Court Opinion

ID: 8328690
Source: CourtListenerOpinion
Date Created: 2022-10-17 20:28:57.445205+00
Date Added: 2024-06-11T16:45:24.441576
License: Public Domain

Mr. Justice Thacher
delivered the opinion of the court.
In March, 1848, Wellons and wife, claiming to be distributees of the estate of Thomas G. Nixon, filed their petition in the probate court of Carroll county, charging that Celia Nixon, the widow of Thomas G., and who aftewards intermarried with John D. Neal, having administered upon said estate in 1839, presented her final account of the settlement of said estate to said court, which was thereupon allowed, but that the notice of forty days of the intention of having such account presented to the court for allowance, as required by law, was not given ; and also charging errors to exist in said account.

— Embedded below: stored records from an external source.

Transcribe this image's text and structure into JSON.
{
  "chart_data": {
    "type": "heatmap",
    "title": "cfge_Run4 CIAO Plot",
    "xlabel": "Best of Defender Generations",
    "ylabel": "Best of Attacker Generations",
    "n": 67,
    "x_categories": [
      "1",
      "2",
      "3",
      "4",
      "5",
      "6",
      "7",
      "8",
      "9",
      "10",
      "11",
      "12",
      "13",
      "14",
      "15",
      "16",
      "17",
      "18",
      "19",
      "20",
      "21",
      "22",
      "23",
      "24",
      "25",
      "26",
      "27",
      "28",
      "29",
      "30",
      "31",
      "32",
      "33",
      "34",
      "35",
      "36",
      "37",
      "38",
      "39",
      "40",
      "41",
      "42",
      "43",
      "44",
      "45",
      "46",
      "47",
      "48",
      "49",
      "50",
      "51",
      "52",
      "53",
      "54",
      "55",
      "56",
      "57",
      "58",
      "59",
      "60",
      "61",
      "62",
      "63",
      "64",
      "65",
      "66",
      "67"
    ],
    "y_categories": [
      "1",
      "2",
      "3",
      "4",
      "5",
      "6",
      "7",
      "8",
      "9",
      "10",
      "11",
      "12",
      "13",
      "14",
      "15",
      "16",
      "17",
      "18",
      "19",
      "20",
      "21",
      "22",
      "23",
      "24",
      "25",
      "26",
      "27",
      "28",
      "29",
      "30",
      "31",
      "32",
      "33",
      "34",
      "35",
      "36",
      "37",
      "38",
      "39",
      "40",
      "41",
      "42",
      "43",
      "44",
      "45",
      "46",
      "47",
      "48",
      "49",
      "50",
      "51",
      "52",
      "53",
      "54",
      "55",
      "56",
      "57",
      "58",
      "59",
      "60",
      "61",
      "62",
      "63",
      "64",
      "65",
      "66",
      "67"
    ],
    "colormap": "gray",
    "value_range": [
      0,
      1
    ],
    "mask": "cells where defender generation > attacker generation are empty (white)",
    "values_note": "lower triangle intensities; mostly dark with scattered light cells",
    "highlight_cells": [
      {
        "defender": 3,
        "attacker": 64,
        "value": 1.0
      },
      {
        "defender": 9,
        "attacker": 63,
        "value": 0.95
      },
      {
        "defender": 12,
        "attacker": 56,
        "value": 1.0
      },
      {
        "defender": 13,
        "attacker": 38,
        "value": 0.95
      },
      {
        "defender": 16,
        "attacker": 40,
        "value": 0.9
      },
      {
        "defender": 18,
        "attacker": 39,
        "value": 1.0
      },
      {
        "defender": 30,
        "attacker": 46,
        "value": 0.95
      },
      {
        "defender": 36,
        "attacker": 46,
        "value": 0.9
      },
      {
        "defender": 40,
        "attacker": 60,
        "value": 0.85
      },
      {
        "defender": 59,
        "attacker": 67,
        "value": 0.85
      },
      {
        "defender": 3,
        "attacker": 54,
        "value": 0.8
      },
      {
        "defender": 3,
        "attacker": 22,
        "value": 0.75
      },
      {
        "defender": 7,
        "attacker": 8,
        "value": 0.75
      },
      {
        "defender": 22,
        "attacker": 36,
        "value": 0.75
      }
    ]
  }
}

A demurrer to this petition was disallowed, and Neal and wife required to answer thereto, which decree is now made ground of error upon appeal.
A decree of any court affecting and determining the rights of parties, without notice to those parties, or without the notice required by law in such cases, is null and void as to them. It is competent for parties so aggrieved to move such court by fit and appropriate modes of proceeding, to set aside and annul such decree.
In this case, the petition was a proper remedy to reach the cause of complaint; and the court rightly disallowed the demurrer, and put the parties upon their answer.
Decree affirmed, and cause remanded.